1. The problem statement, all variables and given/known data

Build a set notation for $$\bigcup_{i \in N}R × [i , i + 1]$$

3. The attempt at a solution

$\{(x,y) \in R : x \in R \ \ \exists z \in N \ \ z ≤ y ≤ (z+1)\}$

Last time I tried one of these kind of sets I struggled quite a bit , so I'm interested in knowing how much I can handle those from now on.

thanks!

2. May 10, 2013

### reenmachine

Take note that I read the notation as $$\bigcup_{i \in N}(R × [i , i +1])$$

3. May 10, 2013

### ArcanaNoir

This isn't quite right. Can you visualize the elements in the union? Can you describe them with words? When you put $(x,y) \in \mathbb{R}$, you are describing intervals on the real line, is that what you're going for? It looks to me like you should be describing something in 2 dimensions, not 1 dimension.

4. May 10, 2013

### reenmachine

I knew something looked fishy , seems I didn't learn from my mistakes.

Seems to me that the union of all elements of this set will give us the set R.

(Since [i , i+1] with $i \in N$ will always be in R.)

5. May 10, 2013

### ArcanaNoir

Good point, I hadn't thought of it as the union, I was looking at individual elements. But remember, RxR is not the same as R. Is the difference clear?

6. May 10, 2013

### reenmachine

Not sure.

My understanding of it is that $R$ will have elements in the form of $r$ while $R × R$ will have elements in the form of $(r,r)$.But my point was that if you unionize $R$ or $R × R$ , you will end up with the same elements if you ""deconstruct"" the ordered pairs that are made of $r$ in $(r,r)$.

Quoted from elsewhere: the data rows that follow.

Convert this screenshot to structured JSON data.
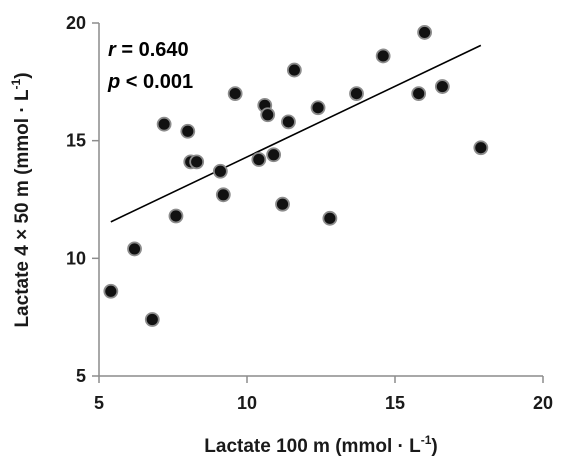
{
  "chart_data": {
    "type": "scatter",
    "xlabel": "Lactate 100 m (mmol · L",
    "xlabel_sup": "-1",
    "xlabel_suffix": ")",
    "ylabel": "Lactate 4 × 50 m (mmol · L",
    "ylabel_sup": "-1",
    "ylabel_suffix": ")",
    "xlim": [
      5,
      20
    ],
    "ylim": [
      5,
      20
    ],
    "xticks": [
      5,
      10,
      15,
      20
    ],
    "yticks": [
      5,
      10,
      15,
      20
    ],
    "xtick_labels": [
      "5",
      "10",
      "15",
      "20"
    ],
    "ytick_labels": [
      "5",
      "10",
      "15",
      "20"
    ],
    "grid": false,
    "annotations": {
      "r_symbol": "r",
      "r_value": " = 0.640",
      "p_symbol": "p",
      "p_value": " < 0.001"
    },
    "trendline": {
      "x": [
        5.4,
        17.9
      ],
      "y": [
        11.55,
        19.05
      ]
    },
    "points": [
      {
        "x": 5.4,
        "y": 8.6
      },
      {
        "x": 6.2,
        "y": 10.4
      },
      {
        "x": 6.8,
        "y": 7.4
      },
      {
        "x": 7.2,
        "y": 15.7
      },
      {
        "x": 7.6,
        "y": 11.8
      },
      {
        "x": 8.0,
        "y": 15.4
      },
      {
        "x": 8.1,
        "y": 14.1
      },
      {
        "x": 8.3,
        "y": 14.1
      },
      {
        "x": 9.1,
        "y": 13.7
      },
      {
        "x": 9.2,
        "y": 12.7
      },
      {
        "x": 9.6,
        "y": 17.0
      },
      {
        "x": 10.4,
        "y": 14.2
      },
      {
        "x": 10.6,
        "y": 16.5
      },
      {
        "x": 10.7,
        "y": 16.1
      },
      {
        "x": 10.9,
        "y": 14.4
      },
      {
        "x": 11.2,
        "y": 12.3
      },
      {
        "x": 11.4,
        "y": 15.8
      },
      {
        "x": 11.6,
        "y": 18.0
      },
      {
        "x": 12.4,
        "y": 16.4
      },
      {
        "x": 12.8,
        "y": 11.7
      },
      {
        "x": 13.7,
        "y": 17.0
      },
      {
        "x": 14.6,
        "y": 18.6
      },
      {
        "x": 15.8,
        "y": 17.0
      },
      {
        "x": 16.0,
        "y": 19.6
      },
      {
        "x": 16.6,
        "y": 17.3
      },
      {
        "x": 17.9,
        "y": 14.7
      }
    ],
    "colors": {
      "marker_fill": "#111111",
      "marker_stroke": "#8c8c8c",
      "axis": "#8c8c8c",
      "trendline": "#000000"
    }
  }
}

The confusion is probably why should we called them componants? Can a number be a componant as well as an element of a set (the ordered pair as a set)?

7. May 10, 2013

### reenmachine

I will attempt to express what I mean in a clearer way.

Let's take the set $R × [i , i+1]$ with $i \in N$.We accept that all numbers between $i$ and $i+1$ including both will be elements of $R$ as well.$R$ in $R × [i , i+1]$ means that the first member of the ordered pairs will be any real number.So the ordered pair would look like $(x,y)$ with $x$ being any real number and $y$ being any positive real number except maybe all the numbers between $0$ and $1$ if you think $i ≠ 0$ because $0 ∉ N$.Then if you unionize the set $R × [i , i+1]$ , you will something like $\{...(x,y) \cup (x,y) \cup (x,y)...\}$.Since you unionize the ordered pairs , it will give you the set of all elements of those unionized sets(ordered pairs in that case) , therefore will give you all elements of $R$ from all possible $x$ in$(x,y)$.

8. May 11, 2013

### reenmachine

Another attempt :

$\{\{x\},\{x,y\} |\ x,y \in R \ \ y ≥ 1 \}$

EDIT: I finally checked the book's solution , which is $\{(x,y) : x,y \in R \ \ y ≥ 1\}$

I find it weird that the dummy variables would be put between "()" like it's an ordered pair to present the set such as "the set of all (x,y) such that...".Anybody can enlighten me on using my method versus the one in the book concerning the left side of the notation

Last edited: May 11, 2013
9. May 11, 2013

### christoff

They're essentially equivalent, at least insofar as Kuratowski definition of ordered pairs is concerned. In this definition, the cartesian product of two sets $X$ and $Y$, denoted by $X\times Y$ is defined by the set of all ordered pairs $(x,y)=\{\{x\},\{x,y\}\}$, where the object on the left is just a convenient shorthand for the set on the right. See http://en.wikipedia.org/wiki/Cartesian_product for more information.